Cardinal equalities: $\aleph_0^\mathfrak c=2^\mathfrak c$ $\aleph_0^\mathfrak c=2^\mathfrak c$
This is a question on my homework, and I am not sure how to show they equal each other, I tried Cantor-Schroeder-Bernstein but got stuck, any help would be great.
 A: For all infinite cardinals $\kappa$, you have $2^{\kappa}=\lambda^{\kappa} \leq(\kappa^+)^{\kappa}$ for all cardinals $\lambda$, $2\leq \lambda\leq \kappa^+$, where $\kappa^+$ is the successor cardinal of $\kappa$.
Certainly, we know that since $2\leq \lambda\leq\kappa^+$ and $\kappa$ is infinite, then $2^{\kappa}\leq \lambda^{\kappa}\leq (\kappa^+)^{\kappa}$, since the set of all functions from $\kappa$ to $2$ naturally embeds into the set of all functions from $\kappa$ to $\lambda$, which naturally embeds into the set of all functions from $\kappa$ to $\kappa^+$.

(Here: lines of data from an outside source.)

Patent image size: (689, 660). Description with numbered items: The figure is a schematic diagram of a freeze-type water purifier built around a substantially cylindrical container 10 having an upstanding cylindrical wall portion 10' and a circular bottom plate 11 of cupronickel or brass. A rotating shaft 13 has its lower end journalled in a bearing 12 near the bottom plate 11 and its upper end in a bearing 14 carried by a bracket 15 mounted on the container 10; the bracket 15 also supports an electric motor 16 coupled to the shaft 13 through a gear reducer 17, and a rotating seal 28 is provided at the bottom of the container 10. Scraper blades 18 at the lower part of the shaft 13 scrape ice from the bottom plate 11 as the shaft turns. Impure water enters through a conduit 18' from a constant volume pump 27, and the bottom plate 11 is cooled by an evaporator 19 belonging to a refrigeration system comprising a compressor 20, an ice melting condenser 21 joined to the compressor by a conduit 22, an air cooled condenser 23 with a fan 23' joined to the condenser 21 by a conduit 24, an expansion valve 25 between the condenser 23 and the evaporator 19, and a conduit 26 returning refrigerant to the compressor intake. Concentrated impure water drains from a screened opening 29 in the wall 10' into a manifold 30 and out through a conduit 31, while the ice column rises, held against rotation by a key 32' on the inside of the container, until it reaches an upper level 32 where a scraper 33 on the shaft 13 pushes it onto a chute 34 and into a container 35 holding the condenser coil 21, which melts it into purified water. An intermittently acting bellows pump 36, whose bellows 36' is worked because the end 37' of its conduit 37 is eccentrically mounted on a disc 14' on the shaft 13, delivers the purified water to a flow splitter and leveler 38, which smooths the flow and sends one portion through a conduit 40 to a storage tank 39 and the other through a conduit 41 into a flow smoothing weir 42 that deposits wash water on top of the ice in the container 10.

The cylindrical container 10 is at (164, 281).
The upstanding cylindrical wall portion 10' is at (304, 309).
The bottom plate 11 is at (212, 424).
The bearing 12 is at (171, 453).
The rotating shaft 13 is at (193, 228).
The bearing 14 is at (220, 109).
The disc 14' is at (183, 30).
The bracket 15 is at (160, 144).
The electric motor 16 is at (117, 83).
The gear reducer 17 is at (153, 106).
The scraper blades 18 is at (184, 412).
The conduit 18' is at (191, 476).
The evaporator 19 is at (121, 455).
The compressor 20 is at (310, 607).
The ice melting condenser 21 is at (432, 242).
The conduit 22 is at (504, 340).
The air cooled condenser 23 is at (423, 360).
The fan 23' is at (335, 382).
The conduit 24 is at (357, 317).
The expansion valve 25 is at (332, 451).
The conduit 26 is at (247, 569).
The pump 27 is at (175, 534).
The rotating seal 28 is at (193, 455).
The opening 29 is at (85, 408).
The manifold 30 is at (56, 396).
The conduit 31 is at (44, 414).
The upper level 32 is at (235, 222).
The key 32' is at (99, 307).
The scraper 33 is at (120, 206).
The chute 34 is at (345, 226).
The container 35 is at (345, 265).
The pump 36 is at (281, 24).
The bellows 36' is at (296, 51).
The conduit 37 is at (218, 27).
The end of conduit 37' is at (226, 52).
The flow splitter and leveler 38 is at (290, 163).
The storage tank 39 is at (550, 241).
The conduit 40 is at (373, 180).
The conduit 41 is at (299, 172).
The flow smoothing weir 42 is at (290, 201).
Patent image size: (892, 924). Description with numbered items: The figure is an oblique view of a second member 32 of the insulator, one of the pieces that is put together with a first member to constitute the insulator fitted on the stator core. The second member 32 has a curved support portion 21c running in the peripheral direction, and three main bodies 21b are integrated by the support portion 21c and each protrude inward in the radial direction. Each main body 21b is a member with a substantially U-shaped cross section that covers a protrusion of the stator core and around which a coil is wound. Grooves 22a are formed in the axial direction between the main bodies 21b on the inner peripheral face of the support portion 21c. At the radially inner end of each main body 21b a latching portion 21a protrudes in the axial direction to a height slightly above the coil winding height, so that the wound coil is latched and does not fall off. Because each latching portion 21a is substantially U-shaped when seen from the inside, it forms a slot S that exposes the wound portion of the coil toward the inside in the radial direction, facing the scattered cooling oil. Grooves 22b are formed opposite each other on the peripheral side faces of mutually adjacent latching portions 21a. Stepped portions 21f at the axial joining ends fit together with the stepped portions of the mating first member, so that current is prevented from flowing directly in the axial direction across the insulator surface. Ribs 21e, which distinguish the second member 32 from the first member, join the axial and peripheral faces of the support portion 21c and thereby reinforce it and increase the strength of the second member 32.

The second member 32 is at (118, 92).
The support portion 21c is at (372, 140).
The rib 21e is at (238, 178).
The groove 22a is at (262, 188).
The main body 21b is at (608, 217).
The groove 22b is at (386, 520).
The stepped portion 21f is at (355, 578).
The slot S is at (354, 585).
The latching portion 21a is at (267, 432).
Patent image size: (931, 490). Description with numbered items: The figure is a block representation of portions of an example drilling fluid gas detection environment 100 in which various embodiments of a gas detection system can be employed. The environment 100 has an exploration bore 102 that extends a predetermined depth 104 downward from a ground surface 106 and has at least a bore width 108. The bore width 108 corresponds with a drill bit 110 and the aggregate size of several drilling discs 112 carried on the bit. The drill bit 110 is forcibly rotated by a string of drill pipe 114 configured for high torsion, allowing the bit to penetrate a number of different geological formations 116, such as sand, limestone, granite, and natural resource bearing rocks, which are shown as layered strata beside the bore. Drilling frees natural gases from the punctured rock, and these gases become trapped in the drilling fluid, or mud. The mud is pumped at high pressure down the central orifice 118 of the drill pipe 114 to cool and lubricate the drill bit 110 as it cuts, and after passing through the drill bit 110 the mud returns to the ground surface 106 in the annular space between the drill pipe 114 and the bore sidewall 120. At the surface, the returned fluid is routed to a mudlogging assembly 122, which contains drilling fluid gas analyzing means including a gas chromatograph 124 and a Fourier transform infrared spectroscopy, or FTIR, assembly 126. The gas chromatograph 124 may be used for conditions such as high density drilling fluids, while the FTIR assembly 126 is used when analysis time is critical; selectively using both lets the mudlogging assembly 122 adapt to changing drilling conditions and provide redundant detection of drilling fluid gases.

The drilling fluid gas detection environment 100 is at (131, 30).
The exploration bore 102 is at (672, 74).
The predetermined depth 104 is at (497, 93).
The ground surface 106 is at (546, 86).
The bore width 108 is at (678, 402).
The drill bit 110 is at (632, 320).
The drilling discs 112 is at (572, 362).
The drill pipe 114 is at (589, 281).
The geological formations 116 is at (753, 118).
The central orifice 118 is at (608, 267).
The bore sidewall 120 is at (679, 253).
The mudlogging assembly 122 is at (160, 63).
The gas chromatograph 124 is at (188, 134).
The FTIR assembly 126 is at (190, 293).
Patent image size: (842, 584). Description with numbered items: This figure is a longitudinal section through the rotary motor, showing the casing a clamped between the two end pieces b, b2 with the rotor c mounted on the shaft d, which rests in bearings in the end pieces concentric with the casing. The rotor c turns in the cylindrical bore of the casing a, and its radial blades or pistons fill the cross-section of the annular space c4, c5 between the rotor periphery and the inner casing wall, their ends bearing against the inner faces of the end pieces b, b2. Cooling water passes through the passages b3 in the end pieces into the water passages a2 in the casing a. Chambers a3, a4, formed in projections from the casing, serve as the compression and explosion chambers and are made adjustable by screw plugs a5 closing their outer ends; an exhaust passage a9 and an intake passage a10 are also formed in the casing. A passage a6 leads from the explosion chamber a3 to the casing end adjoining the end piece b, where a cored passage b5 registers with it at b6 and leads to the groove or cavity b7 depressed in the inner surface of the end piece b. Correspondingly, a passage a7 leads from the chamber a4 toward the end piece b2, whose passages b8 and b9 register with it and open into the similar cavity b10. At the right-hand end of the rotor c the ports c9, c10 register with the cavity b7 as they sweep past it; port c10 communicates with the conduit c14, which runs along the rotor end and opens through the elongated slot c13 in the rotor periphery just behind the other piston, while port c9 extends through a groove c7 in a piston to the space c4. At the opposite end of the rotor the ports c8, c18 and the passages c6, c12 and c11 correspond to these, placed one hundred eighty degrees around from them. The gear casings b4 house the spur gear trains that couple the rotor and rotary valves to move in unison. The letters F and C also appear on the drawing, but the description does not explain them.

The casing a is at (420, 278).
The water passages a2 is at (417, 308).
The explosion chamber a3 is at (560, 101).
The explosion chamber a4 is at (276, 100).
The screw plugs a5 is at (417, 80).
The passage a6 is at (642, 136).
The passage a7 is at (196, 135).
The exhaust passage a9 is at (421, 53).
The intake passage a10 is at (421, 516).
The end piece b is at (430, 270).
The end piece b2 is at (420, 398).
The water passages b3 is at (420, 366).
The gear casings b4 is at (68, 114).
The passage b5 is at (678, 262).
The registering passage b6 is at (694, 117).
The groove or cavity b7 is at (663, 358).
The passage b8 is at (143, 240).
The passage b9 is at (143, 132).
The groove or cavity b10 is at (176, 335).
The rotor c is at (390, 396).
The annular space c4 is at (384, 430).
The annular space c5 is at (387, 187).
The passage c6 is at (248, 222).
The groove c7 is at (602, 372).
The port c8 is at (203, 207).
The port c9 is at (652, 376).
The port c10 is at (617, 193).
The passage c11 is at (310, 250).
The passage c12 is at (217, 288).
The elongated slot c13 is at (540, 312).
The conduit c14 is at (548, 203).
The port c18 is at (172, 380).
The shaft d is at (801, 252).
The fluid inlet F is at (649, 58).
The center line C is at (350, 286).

Now, since $\kappa\lt 2^{\kappa}$ by Cantor's Theorem, we also know that $\kappa^+\leq 2^{\kappa}$, so $(\kappa^+)^{\kappa}\leq (2^{\kappa})^{\kappa} = 2^{\kappa\kappa} = 2^{\kappa}$, since $\kappa\kappa = \kappa$ (assuming the Axiom of Choice). So we have the chain of inequalities
$$2^{\kappa}\leq \lambda^{\kappa} \leq (\kappa^+)^{\kappa} \leq 2^{\kappa},\qquad \text{if }2\leq \lambda\leq\kappa^+;$$
so all inequalities are equalities.
Since $\aleph_0\lt \mathfrak{c}$, it follows that 
$$\aleph_0^{\mathfrak{c}} = (\mathfrak{c}^+)^{\mathfrak{c}} = 2^{\mathfrak{c}}.$$ 
Note. The equality $\kappa\kappa=\kappa$ for arbitrary infinite cardinals/sets is equivalent to the Axiom of Choice; but one can prove that for alephs we have $\aleph_{\alpha}\aleph_{\alpha}=\aleph_{\alpha}$ without using AC, and from there we get that $\aleph_{\alpha}+\aleph_{\beta} = \aleph_{\alpha}\aleph_{\beta} = \max\{\aleph_{\alpha},\aleph_{\beta}\}$ without having to invoke AC. For the result you want, though, you don't need it because $\mathfrak{c}\mathfrak{c}= 2^{\aleph_0}2^{\aleph_0} = 2^{\aleph_0+\aleph_0} = 2^{\aleph_0} = \mathfrak{c}$ which does not require AC, as pointed out by Asaf in comments.
A: $2^{\mathfrak c} \le \aleph_0^{\mathfrak c}$ since $2\le \aleph_0$
If you know, that for any cardinal numbers $a^b \le 2^{ab}$ and that $\aleph_0\cdot\mathfrak c=\mathfrak c$ then you get
$$\aleph_0^{\mathfrak c} \le 2^{\aleph_0\cdot\mathfrak c} = 2^{\mathfrak c}$$
Now you can use Cantor-Bernstein (you have both inequalities).
EDIT:
The inequality $a^b \le 2^{ab}$ follows from the fact that $A^B \subseteq \mathcal P(B\times A)$. (Here $A^B$ denotes the set of all maps from $B$ to $A$; every such function is a subset of $B\times A$.)
EDIT2:
Arturo's post reminded me of another possibility of proving the inequality $a^b \le 2^{ab}$. Since we know $a<2^a$ from Cantor theorem, we get $a^b \le (2^a)^b = 2^{ab}$.
A: Here is an alternate "more elementary" proof that $\aleph_0^\mathfrak c \leq 2^\mathfrak c$:
We use that $c$ is the cardinality of both $\mathbb{R}$ and $(0,1)$. 
Let $f: (0,1) \rightarrow \mathbb{N}$ be any function.
We define $F_f := \{ x+ f(x) | x \in (0,1) \}$.
Then it is easy to check that any function $f$ is uniquely identified by $F_f$ and thus
$f \to F_f$ is a 1-1 function from $\mathbb{N}^{(0,1)}$ to ${\mathcal P}(\mathbb{R})$.